To evaluate the role of the DHCR24-HRAS interaction in bladder carcinogenesis, the present study assessed whether this interaction influences cancer cell proliferation by catalyzing cholesterol synthesis. 5637 cells were treated with EGF, lonafarnib (an HRAS inhibitor) and U18666A (a DHCR24 inhibitor) in different combinations and cell proliferation was assessed. In the absence of EGF stimulation, similar numbers of adherent cells were observed across all groups. However, in the U18666A-treated group, the number of adherent cells was notably reduced compared with the normal group, indicating that U18666A inhibited 5637 cell proliferation (Fig. 10A). Furthermore, Compared with that in the untreated control group, the number of adherent cells in the EGF group was significantly increased, demonstrating that EGF promotes 5637 cell proliferation. Notably, the addition of U18666A to EGF-stimulated cells (EGF + U18666A group) led to a marked reduction in adherent cells compared with the EGF-only group, indicating that U18666A blocked EGF-induced proliferation. Similarly, the EGF + lonafarnib group also demonstrated a notable decrease in adherent cells compared with the EGF group, suggesting that lonafarnib-mediated HRAS inhibition suppressed EGF-induced cell proliferation. These findings align with that of previous studies (29,30). In addition, cell adhesion assessment has certain limitations, for example, adherent cells do not directly represent the potential of cell proliferation. In addition, only cells with both adherent and proliferative activities can form cell clones, which can better reflect cell life. So w the cell viability assay was performed. Evaluated cell proliferation was further using the MTT assay, which yielded results consistent with the aforementioned observations (Fig. 10B).

To assess whether the EGF-driven proliferation of 5637 cells was associated with increased cholesterol synthesis, fluorescence staining was performed using the cholesterol-specific fluorescent dye, filipin. Fluorescence microscopy revealed that blue fluorescence intensity corresponded with intracellular cholesterol levels. Weak fluorescence was observed in untreated 5637 cells (Fig. 10C), whereas the EGF group showed significantly enhanced fluorescence on the cell membrane compared with the untreated control group, indicating increased cholesterol content (Fig. 10D).

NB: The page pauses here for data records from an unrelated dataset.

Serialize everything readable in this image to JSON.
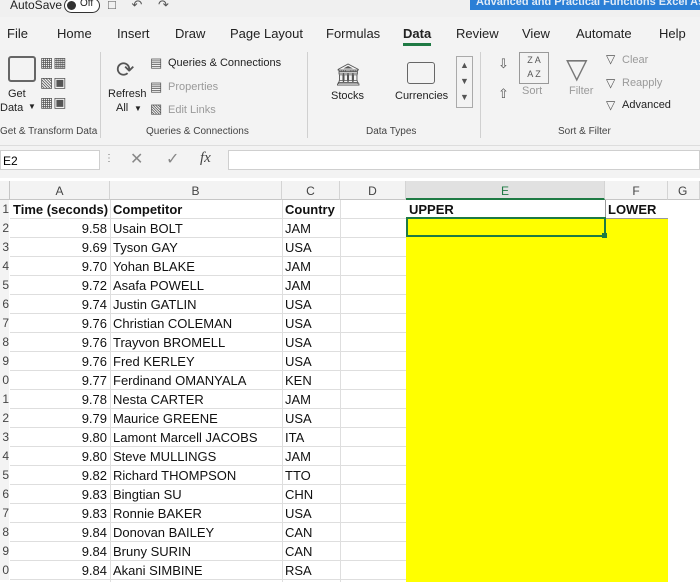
{
  "titlebar": {
    "autosave": "AutoSave",
    "toggle": "Off",
    "doc_title": "Advanced and Practical Functions Excel Assign"
  },
  "tabs": [
    "File",
    "Home",
    "Insert",
    "Draw",
    "Page Layout",
    "Formulas",
    "Data",
    "Review",
    "View",
    "Automate",
    "Help"
  ],
  "ribbon": {
    "get_data": "Get",
    "get_data2": "Data",
    "refresh": "Refresh",
    "refresh_all": "All",
    "queries_connections": "Queries & Connections",
    "properties": "Properties",
    "edit_links": "Edit Links",
    "stocks": "Stocks",
    "currencies": "Currencies",
    "sort": "Sort",
    "filter": "Filter",
    "clear": "Clear",
    "reapply": "Reapply",
    "advanced": "Advanced",
    "groups": {
      "get_transform": "Get & Transform Data",
      "queries": "Queries & Connections",
      "data_types": "Data Types",
      "sort_filter": "Sort & Filter"
    }
  },
  "formula_bar": {
    "name_box": "E2",
    "fx": "fx",
    "value": ""
  },
  "columns": [
    "A",
    "B",
    "C",
    "D",
    "E",
    "F"
  ],
  "row_numbers": [
    "1",
    "2",
    "3",
    "4",
    "5",
    "6",
    "7",
    "8",
    "9",
    "0",
    "1",
    "2",
    "3",
    "4",
    "5",
    "6",
    "7",
    "8",
    "9",
    "0"
  ],
  "headers": {
    "time": "Time (seconds)",
    "competitor": "Competitor",
    "country": "Country",
    "upper": "UPPER",
    "lower": "LOWER"
  },
  "rows": [
    {
      "time": "9.58",
      "name": "Usain BOLT",
      "country": "JAM"
    },
    {
      "time": "9.69",
      "name": "Tyson GAY",
      "country": "USA"
    },
    {
      "time": "9.70",
      "name": "Yohan BLAKE",
      "country": "JAM"
    },
    {
      "time": "9.72",
      "name": "Asafa POWELL",
      "country": "JAM"
    },
    {
      "time": "9.74",
      "name": "Justin GATLIN",
      "country": "USA"
    },
    {
      "time": "9.76",
      "name": "Christian COLEMAN",
      "country": "USA"
    },
    {
      "time": "9.76",
      "name": "Trayvon BROMELL",
      "country": "USA"
    },
    {
      "time": "9.76",
      "name": "Fred KERLEY",
      "country": "USA"
    },
    {
      "time": "9.77",
      "name": "Ferdinand OMANYALA",
      "country": "KEN"
    },
    {
      "time": "9.78",
      "name": "Nesta CARTER",
      "country": "JAM"
    },
    {
      "time": "9.79",
      "name": "Maurice GREENE",
      "country": "USA"
    },
    {
      "time": "9.80",
      "name": "Lamont Marcell JACOBS",
      "country": "ITA"
    },
    {
      "time": "9.80",
      "name": "Steve MULLINGS",
      "country": "JAM"
    },
    {
      "time": "9.82",
      "name": "Richard THOMPSON",
      "country": "TTO"
    },
    {
      "time": "9.83",
      "name": "Bingtian SU",
      "country": "CHN"
    },
    {
      "time": "9.83",
      "name": "Ronnie BAKER",
      "country": "USA"
    },
    {
      "time": "9.84",
      "name": "Donovan BAILEY",
      "country": "CAN"
    },
    {
      "time": "9.84",
      "name": "Bruny SURIN",
      "country": "CAN"
    },
    {
      "time": "9.84",
      "name": "Akani SIMBINE",
      "country": "RSA"
    }
  ],
  "colors": {
    "highlight": "#ffff00",
    "accent": "#1f7a44"
  }
}
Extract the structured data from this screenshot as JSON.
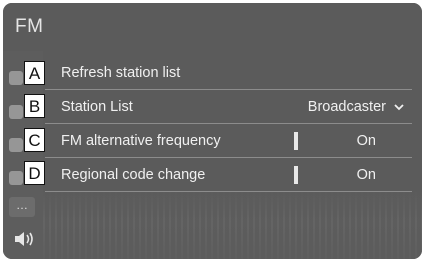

To determine whether EGF-induced cholesterol synthesis is dependent on DHCR24 and HRAS, both untreated and EGF-stimulated cells were treated with lonafarnib and U18666A and the cholesterol content was assessed using filipin staining. U18666A, but not lonafarib, significantly reduced cholesterol synthesis in normal 5637 cells compared with the control (Fig. 10E), suggesting that cholesterol synthesis in unstimulated 5637 cells requires DHCR24 activity but is not primarily dependent on HRAS activation. However, in EGF-treated cells, both U18666A and lonafarnib significantly inhibited cholesterol synthesis compared with the EGF group (Fig. 10F), indicating that EGF-driven cholesterol synthesis relies on the interaction between HRAS and DHCR24.